There’s a terrible loneliness that comes from losing your best friend. When the person you relied on to get you through the hard times is missing, the journey is all the darker. Our lives are filled with the near limitless potential for deep, pure, overwhelming sadness. To my perpetual frustration, this potential is most often unlocked through events that are out of our control.
Sadness and sports. It is through these two lenses that my passion for You Can Play is focused. As the less-friendly members of the LGBT community are fond of reminding me, I have never been in their shoes. I am ill-equipped to describe what it feels like to be bullied or exiled for being gay because I don’t know. But I know loneliness. I know isolation. I know grief. And I know that in my case, nothing I can do will ever truly end those feelings. However, I also know that while mine may be, not all loneliness is perpetual, not all isolation is unbreakable, and not all grief is insurmountable.

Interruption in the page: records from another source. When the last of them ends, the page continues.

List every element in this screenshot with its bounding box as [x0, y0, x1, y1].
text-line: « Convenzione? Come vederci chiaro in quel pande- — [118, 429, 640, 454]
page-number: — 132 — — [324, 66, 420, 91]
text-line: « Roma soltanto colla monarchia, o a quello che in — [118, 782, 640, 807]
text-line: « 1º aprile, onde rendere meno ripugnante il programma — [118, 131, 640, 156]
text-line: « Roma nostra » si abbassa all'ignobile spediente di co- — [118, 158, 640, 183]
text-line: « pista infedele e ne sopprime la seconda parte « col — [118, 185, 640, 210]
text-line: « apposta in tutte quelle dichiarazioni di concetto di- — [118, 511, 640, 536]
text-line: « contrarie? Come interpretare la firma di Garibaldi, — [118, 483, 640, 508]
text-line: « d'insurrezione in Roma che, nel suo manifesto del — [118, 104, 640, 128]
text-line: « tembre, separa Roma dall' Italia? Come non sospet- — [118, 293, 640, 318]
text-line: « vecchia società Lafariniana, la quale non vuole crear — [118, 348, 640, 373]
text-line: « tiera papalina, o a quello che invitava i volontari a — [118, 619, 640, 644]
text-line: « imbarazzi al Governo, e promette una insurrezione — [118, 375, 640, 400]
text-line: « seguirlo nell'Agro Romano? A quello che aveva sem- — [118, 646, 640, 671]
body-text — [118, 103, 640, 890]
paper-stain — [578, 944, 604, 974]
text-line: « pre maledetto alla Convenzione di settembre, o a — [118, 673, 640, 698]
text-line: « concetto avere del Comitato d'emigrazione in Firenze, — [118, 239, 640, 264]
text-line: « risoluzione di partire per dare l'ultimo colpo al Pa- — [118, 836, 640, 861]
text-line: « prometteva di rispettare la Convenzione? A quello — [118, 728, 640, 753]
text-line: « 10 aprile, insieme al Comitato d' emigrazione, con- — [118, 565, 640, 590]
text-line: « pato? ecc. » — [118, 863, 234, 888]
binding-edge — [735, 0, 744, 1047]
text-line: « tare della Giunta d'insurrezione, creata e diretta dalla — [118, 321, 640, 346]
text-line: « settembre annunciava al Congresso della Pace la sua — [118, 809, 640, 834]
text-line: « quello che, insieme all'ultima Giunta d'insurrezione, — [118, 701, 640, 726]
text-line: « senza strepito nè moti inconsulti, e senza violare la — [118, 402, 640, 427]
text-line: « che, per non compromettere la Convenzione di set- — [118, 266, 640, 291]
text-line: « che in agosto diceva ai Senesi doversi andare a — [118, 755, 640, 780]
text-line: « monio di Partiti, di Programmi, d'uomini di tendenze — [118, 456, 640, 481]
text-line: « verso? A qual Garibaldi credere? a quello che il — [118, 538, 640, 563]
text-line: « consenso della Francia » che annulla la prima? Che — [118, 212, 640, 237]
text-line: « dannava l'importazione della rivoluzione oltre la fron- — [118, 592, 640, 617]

The sports community at large has a homophobia problem. But we also have an opportunity. All of us have an amazing, almost unprecedented, opportunity to control the amount of suffering in the world. Re-read that sentence. We – athletes, coaches, administrators, media, and fans – can destroy loneliness, crush grief, and shatter isolation for millions of people around the world who feel all of these things simply because of their sexual orientation. We can look at the sadness that is possible in the world and simply say, “No.” We choose inclusion. We choose to build up, not tear down, those around us. We choose to give hope to those struggling, protection to the scared, and strength to the weary. We choose to take what is so good about sports and share it with as many people as possible instead of trying to hoard it for ourselves.
The amazing part about this choice is that it takes almost no effort. I don’t need you to march in parades, spend hours volunteering your time, or donate your hard-earned money. Doing any of those things would be great, but I’m not asking for that. All I need you to do is change the way you talk. Stop using homophobic slurs casually. Start preaching support for the gay community. That’s it. Show support, and all those who feel isolated will feel included.
To bring true sadness into the world takes big actions. It takes a man with a gun. It takes a fatal accident. It takes madness, hatred, or chaos. I am inviting, asking, begging all of you who love sports to recognize our ability to bring true happiness into the world through small actions. There is more than enough grief in the world that is uncontrollable. Now is the time for the sports world to come together and put an end to the suffering we do control.